CBS News decided to test the system upon which the government will entrust the sanctity of the ballot this November. And the U.S. Postal Service flubbed it.
This is not about gaming the system, or voter fraud, or stuffing the mail with fake ballots from illegal aliens. This is about the competency of the USPS to deliver official ballots sent through the mail on time, and to the right people. They proved that the 100 million or more Americans who plan to mail in their ballots should not expect their vote to be counted unless they mail it weeks prior to the election deadlines in each state.
And even then there’s no guarantee it will be processed and counted.
The parameters of the test were simple and straightforward. CBS mailed 100 ballots to locations across Philadelphia in an experiment to see how long it took the ballots to arrive. A post office box was set up to receive the returned ballots.
A few days later, another 100 ballots were mailed to another 100 locations in the city. The results should frighten Democrats who claim they are all about “every vote being counted.”
A week after initial ballots were sent, most ballots appeared to be missing from the P.O. box.
“I don’t see anything back there for you,” a postal worker told Dokoupil when he received the mail. “That’s all I have back there right now.”
After asking for a manager and explaining the situation to them, the votes were found.
“They had them somewhere else,” the postal worker said.
Ho-hum, well, no one is perfect. That’s the point, isn’t it?
The mysterious problems at the local post office also included missorted mail.
“We got a birthday card from Mike to Ronnie,” Dokoupil said, as he read a postcard mistakenly placed in “CBS This Morning’s” P.O. box. “Have a sweet b-day. Get it? There’s a bee on top.”
The postcard, along with another piece of missorted mail, was then sent to the correct recipient.
In the end, the tally of late, misdirected, and missorted mail should concern anyone interested in the integrity of our elections.
Out of the initial batch mailed a week earlier, 97 out of 100 votes had arrived. Three simulated persons, or 3% of voters, were effectively disenfranchised by mail by giving their ballots a week to arrive. In a close election, 3% could be pivotal.
Four days after mailing the second batch of mock ballots, 21% of the votes hadn’t arrived.
According to Postal Service recommendations, “voters should mail their return ballots at least one week prior to the due date.”
However, nearly half of all states still allow voters to request ballots less than a week before the election.
Democrats who are pushing this notion that a mail-in election won’t be any different from an in-person election should listen to the voters who are far more grounded in reality.

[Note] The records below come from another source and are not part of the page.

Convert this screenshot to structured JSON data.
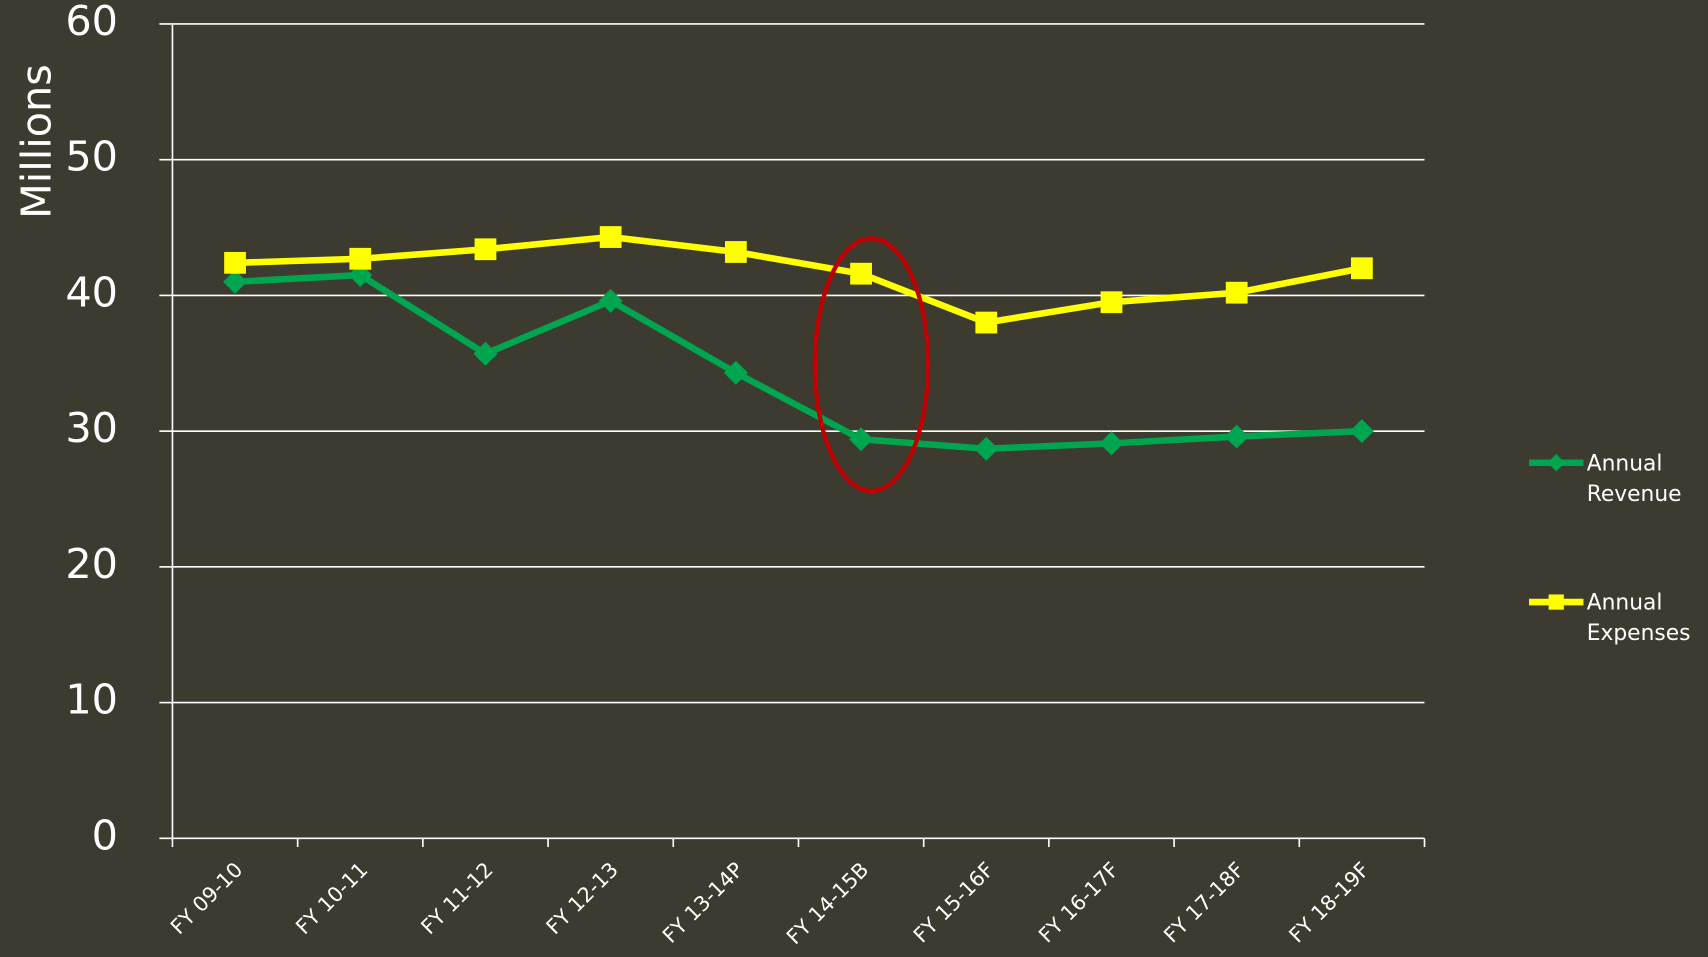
{
  "chart_data": {
    "type": "line",
    "y_label": "Millions",
    "categories": [
      "FY 09-10",
      "FY 10-11",
      "FY 11-12",
      "FY 12-13",
      "FY 13-14P",
      "FY 14-15B",
      "FY 15-16F",
      "FY 16-17F",
      "FY 17-18F",
      "FY 18-19F"
    ],
    "series": [
      {
        "name": "Annual Revenue",
        "color": "#00a550",
        "marker": "diamond",
        "values": [
          41.0,
          41.5,
          35.7,
          39.6,
          34.3,
          29.4,
          28.7,
          29.1,
          29.6,
          30.0
        ]
      },
      {
        "name": "Annual Expenses",
        "color": "#ffff00",
        "marker": "square",
        "values": [
          42.4,
          42.7,
          43.4,
          44.3,
          43.2,
          41.6,
          38.0,
          39.5,
          40.2,
          42.0
        ]
      }
    ],
    "ylim": [
      0,
      60
    ],
    "yticks": [
      0,
      10,
      20,
      30,
      40,
      50,
      60
    ],
    "grid": true,
    "legend": "right"
  }
}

“I’m scared that it might get lost in the mail,” potential voter Kim Tucker said. “I just want to make sure that my vote is submitted, like, I see that it’s submitted, that it actually counts.”
The November election is shaping up to be the mother of all clusterfarks. At every level — federal, state, and local — election officials are sounding the alarm. The system was not built to handle 120 million mailed ballots. Processing and protecting those ballots is beyond the abilities of almost every state.
The concern is not only over the integrity of the ballot. The avalanche of legal challenges to the results will almost certainly run for years and may even delay state and local legislatures from sitting.
Democrats will bring all of this on themselves. It’s a shame that the rest of us are going to suffer for their stupidity.